MEPS Vote for Press Freedom in Sports Coverage

MEPS voted today, 8 May, on a White Paper that recognises the importance of sports journalism in Europe.

Several Members of the European Parliament (MEPs) had proposed amendments to the Mavrommatis report on sport, which would have severely limited the freedom of news media to report freely on sports events, for the enjoyment of their readers across Europe.

Following a call by media and journalists' organisations (European Publishers Council, EPC; the European Newspaper Publishers Association, ENPA; the European Federation of Journalists, EFJ; and the News Media Coalition, NMC) for MEPs to protect the freedom of the press and the rights of the public to be informed about major sporting events, the MEPs rejected these harmful amendments and voted today as follows:

MEPs voted in favour of the amendment to paragraph 70 (number 12), which seeks to create a balance between the interests of the sports organisations and the role of the press in reporting on sporting events.

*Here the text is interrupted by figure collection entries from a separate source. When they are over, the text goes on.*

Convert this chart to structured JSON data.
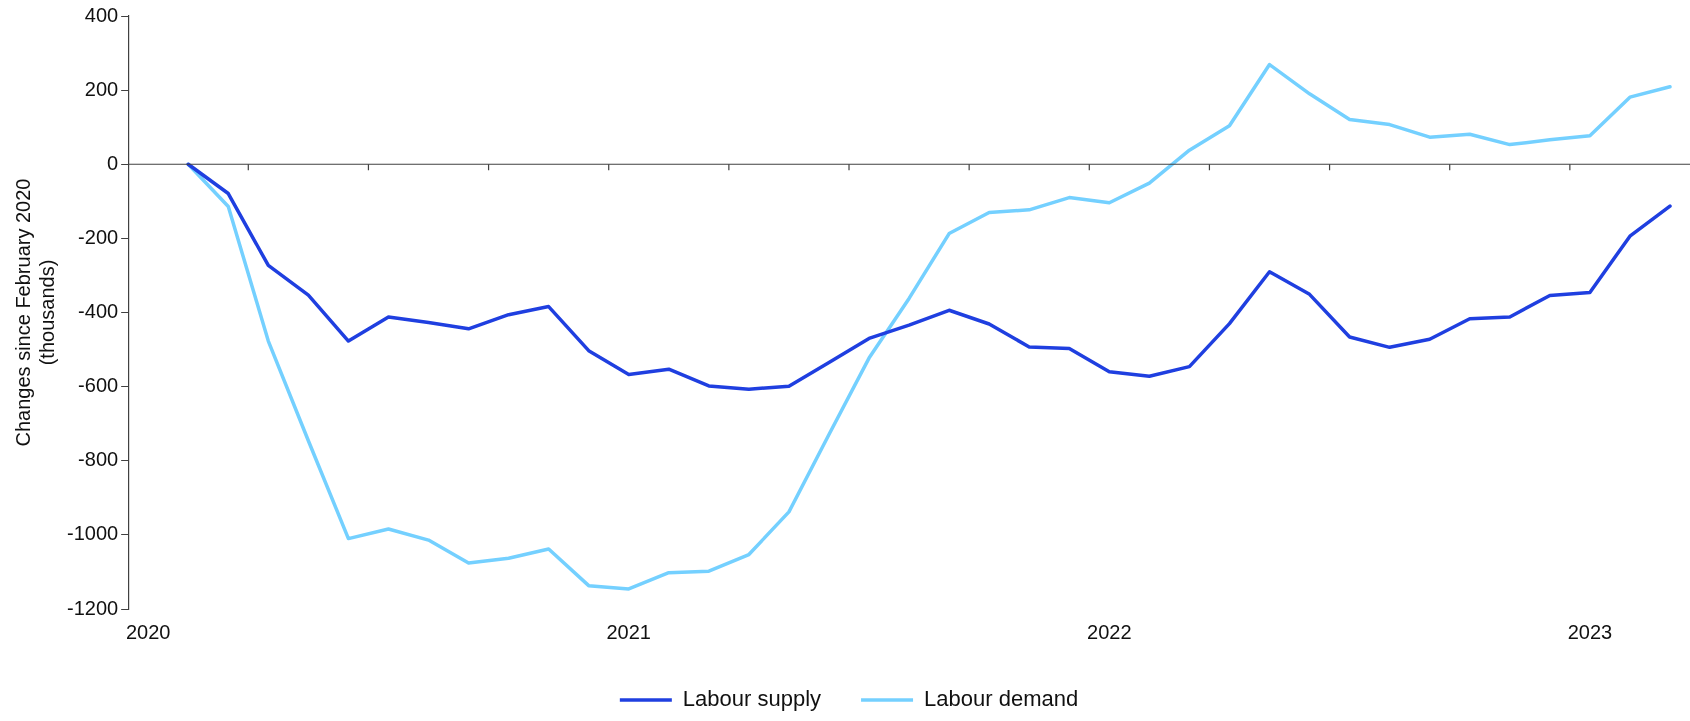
{
  "chart_data": {
    "type": "line",
    "ylabel": "Changes since February 2020\n(thousands)",
    "categories": [
      "2020",
      null,
      null,
      null,
      null,
      null,
      null,
      null,
      null,
      null,
      null,
      null,
      "2021",
      null,
      null,
      null,
      null,
      null,
      null,
      null,
      null,
      null,
      null,
      null,
      "2022",
      null,
      null,
      null,
      null,
      null,
      null,
      null,
      null,
      null,
      null,
      null,
      "2023",
      null,
      null
    ],
    "series": [
      {
        "name": "Labour supply",
        "color": "#1f3fe0",
        "values": [
          null,
          0,
          -79,
          -273,
          -353,
          -477,
          -412,
          -427,
          -444,
          -406,
          -384,
          -503,
          -567,
          -553,
          -598,
          -607,
          -599,
          -535,
          -470,
          -434,
          -394,
          -431,
          -493,
          -497,
          -560,
          -572,
          -546,
          -430,
          -290,
          -351,
          -466,
          -494,
          -472,
          -417,
          -412,
          -354,
          -346,
          -194,
          -113
        ]
      },
      {
        "name": "Labour demand",
        "color": "#74d0ff",
        "values": [
          null,
          0,
          -114,
          -477,
          -746,
          -1010,
          -984,
          -1014,
          -1076,
          -1063,
          -1038,
          -1137,
          -1146,
          -1102,
          -1098,
          -1053,
          -938,
          -729,
          -523,
          -362,
          -187,
          -130,
          -123,
          -90,
          -104,
          -51,
          38,
          104,
          269,
          190,
          121,
          107,
          73,
          81,
          53,
          66,
          77,
          181,
          209
        ]
      }
    ],
    "ylim": [
      -1200,
      400
    ],
    "yticks": [
      -1200,
      -1000,
      -800,
      -600,
      -400,
      -200,
      0,
      200,
      400
    ],
    "ref_lines": [
      {
        "axis": "y",
        "value": 0,
        "color": "#404040"
      }
    ],
    "grid": false,
    "legend": "bottom",
    "marker": "none",
    "line_style": "solid"
  }
}
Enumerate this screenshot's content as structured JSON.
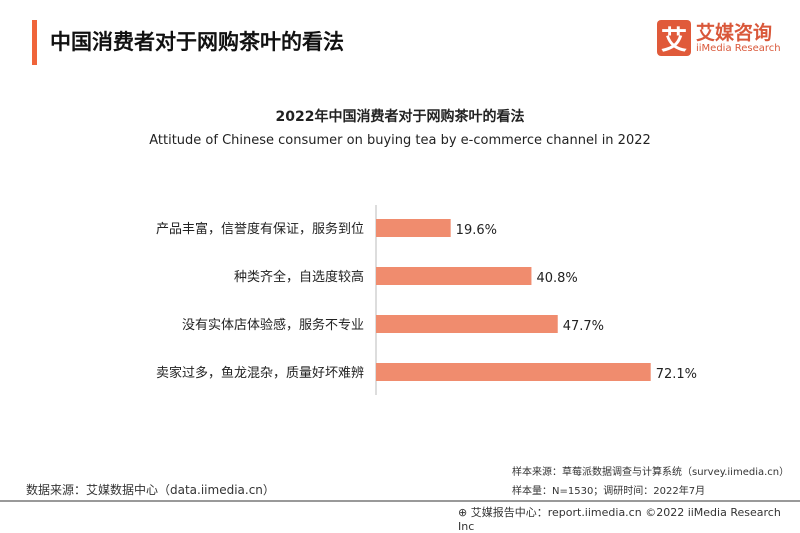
{
  "header": {
    "title": "中国消费者对于网购茶叶的看法",
    "logo_char": "艾",
    "logo_cn": "艾媒咨询",
    "logo_en": "iiMedia Research",
    "accent_color": "#f0643a"
  },
  "chart_data": {
    "type": "bar",
    "orientation": "horizontal",
    "title": "2022年中国消费者对于网购茶叶的看法",
    "subtitle": "Attitude of Chinese consumer on buying tea by e-commerce channel in 2022",
    "categories": [
      "产品丰富，信誉度有保证，服务到位",
      "种类齐全，自选度较高",
      "没有实体店体验感，服务不专业",
      "卖家过多，鱼龙混杂，质量好坏难辨"
    ],
    "values": [
      19.6,
      40.8,
      47.7,
      72.1
    ],
    "labels": [
      "19.6%",
      "40.8%",
      "47.7%",
      "72.1%"
    ],
    "unit": "%",
    "bar_color": "#f08c6e",
    "grid": false
  },
  "footer": {
    "source": "数据来源：艾媒数据中心（data.iimedia.cn）",
    "sample_source": "样本来源：草莓派数据调查与计算系统（survey.iimedia.cn）",
    "sample_size": "样本量：N=1530；调研时间：2022年7月",
    "copyright": "艾媒报告中心：report.iimedia.cn  ©2022  iiMedia Research  Inc"
  }
}
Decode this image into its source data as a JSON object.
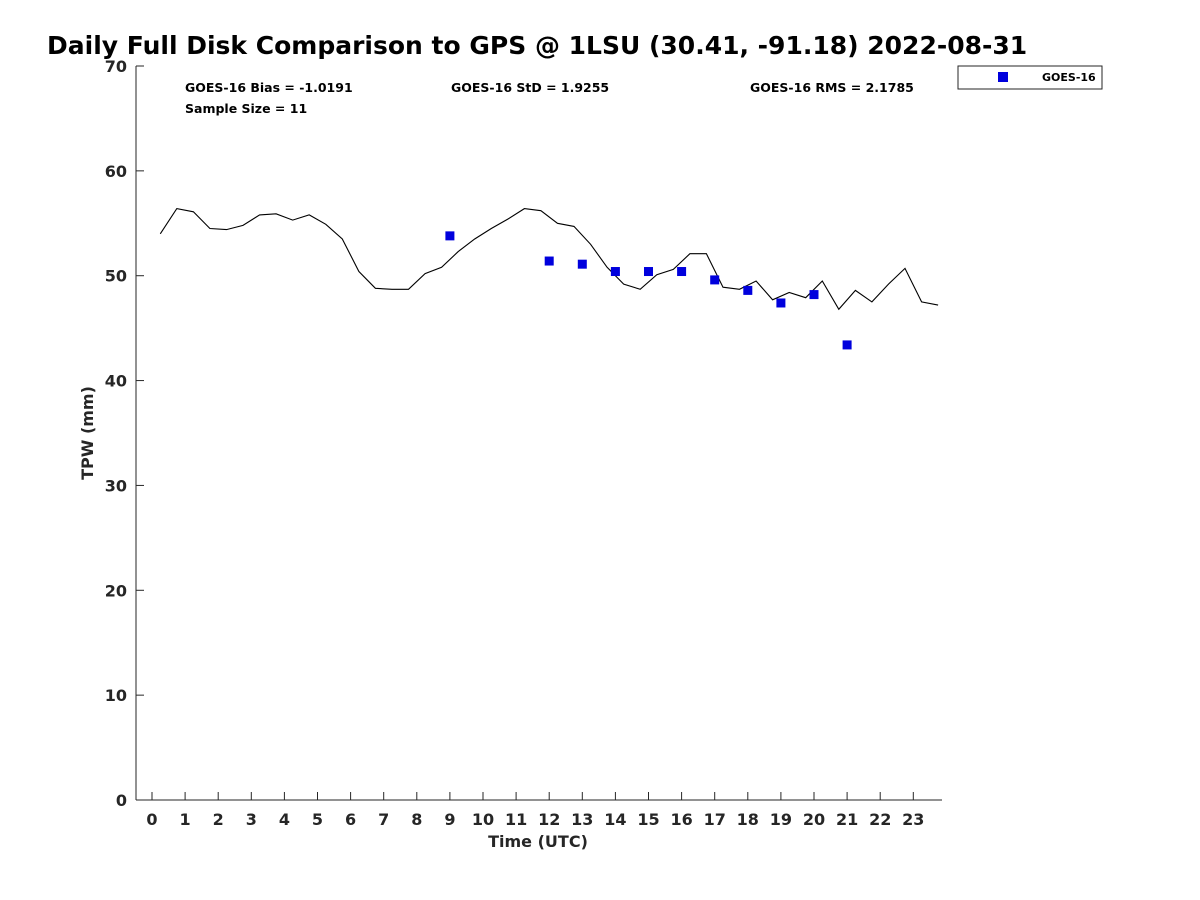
{
  "chart_data": {
    "type": "line+scatter",
    "title": "Daily Full Disk Comparison to GPS @ 1LSU (30.41, -91.18) 2022-08-31",
    "xlabel": "Time (UTC)",
    "ylabel": "TPW (mm)",
    "xlim": [
      -0.5,
      23.75
    ],
    "ylim": [
      0,
      70
    ],
    "x_ticks": [
      0,
      1,
      2,
      3,
      4,
      5,
      6,
      7,
      8,
      9,
      10,
      11,
      12,
      13,
      14,
      15,
      16,
      17,
      18,
      19,
      20,
      21,
      22,
      23
    ],
    "y_ticks": [
      0,
      10,
      20,
      30,
      40,
      50,
      60,
      70
    ],
    "grid": false,
    "legend_position": "top-right",
    "stats": {
      "bias": "GOES-16 Bias = -1.0191",
      "std": "GOES-16 StD = 1.9255",
      "rms": "GOES-16 RMS = 2.1785",
      "sample": "Sample Size = 11"
    },
    "series": [
      {
        "style": "line",
        "color": "#000000",
        "x": [
          0.25,
          0.75,
          1.25,
          1.75,
          2.25,
          2.75,
          3.25,
          3.75,
          4.25,
          4.75,
          5.25,
          5.75,
          6.25,
          6.75,
          7.25,
          7.75,
          8.25,
          8.75,
          9.25,
          9.75,
          10.25,
          10.75,
          11.25,
          11.75,
          12.25,
          12.75,
          13.25,
          13.75,
          14.25,
          14.75,
          15.25,
          15.75,
          16.25,
          16.75,
          17.25,
          17.75,
          18.25,
          18.75,
          19.25,
          19.75,
          20.25,
          20.75,
          21.25,
          21.75,
          22.25,
          22.75,
          23.25,
          23.75
        ],
        "values": [
          54.0,
          56.4,
          56.1,
          54.5,
          54.4,
          54.8,
          55.8,
          55.9,
          55.3,
          55.8,
          54.9,
          53.5,
          50.4,
          48.8,
          48.7,
          48.7,
          50.2,
          50.8,
          52.3,
          53.5,
          54.5,
          55.4,
          56.4,
          56.2,
          55.0,
          54.7,
          53.0,
          50.8,
          49.2,
          48.7,
          50.1,
          50.6,
          52.1,
          52.1,
          48.9,
          48.7,
          49.5,
          47.7,
          48.4,
          47.9,
          49.5,
          46.8,
          48.6,
          47.5,
          49.2,
          50.7,
          47.5,
          47.2
        ]
      },
      {
        "name": "GOES-16",
        "style": "scatter",
        "marker": "square",
        "color": "#0000dd",
        "x": [
          9,
          12,
          13,
          14,
          15,
          16,
          17,
          18,
          19,
          20,
          21
        ],
        "values": [
          53.8,
          51.4,
          51.1,
          50.4,
          50.4,
          50.4,
          49.6,
          48.6,
          47.4,
          48.2,
          43.4
        ]
      }
    ]
  }
}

MEPs voted in line with news media and journalists' concerns for paragraphs 64 and 68 (thereby acknowledging that "sports copyright" is an invented right), but unfortunately voted for an amendment in paragraph 65 which appears to discriminate against print news media in favour of audiovisual media.

EPC Chairman Francisco Pinto Balsemao said: "As news organisations with large, sports-hungry audiences and readers, we are relieved and delighted that the European Parliament has largely rejected moves to empower sports event organisers to the detriment of press freedom and, ultimately, of the public."

ENPA President Valdo Lehari Jr., who led the recently-concluded negotiations with UEFA on Euro2008 ATCs, added: "We are satisfied that, by rejecting two potentially dangerous amendments, the European Parliament has recognised the unique role of the media to access and report on sports events on events of significant public interest."

EFJ chair Arne König said: "Today's vote in the European Parliament is a great victory for journalism. It is in the public interest to make sure that journalists report freely on sports events. Introducing new intellectual property rights for sports event organisers would have been a great step backwards for press freedom".

The EPC, ENPA, the EFJ and the NMC are keen to stress that the right of sporting bodies to manage, commercialise and benefit from the success of their sports is not in question, and their achievements in doing so have been remarkable and notable in the past few years. However, the role of the media in that success is also significant, with there being no evidence of any detrimental effect on a sport due to media coverage. Furthermore, the current legal framework of copyright and contract law is robust and comprehensive and provides the necessary tools for sports event organisers and the media to negotiate and implement a balanced and fair agreement.

A spokesman for the NMC said: "There was never any case for a change in the law, and the changes proposed would have represented a serious reduction not only in the freedom of the press, but also the freedom of individuals within society to learn about, understand and be entertained by sport without undue interference."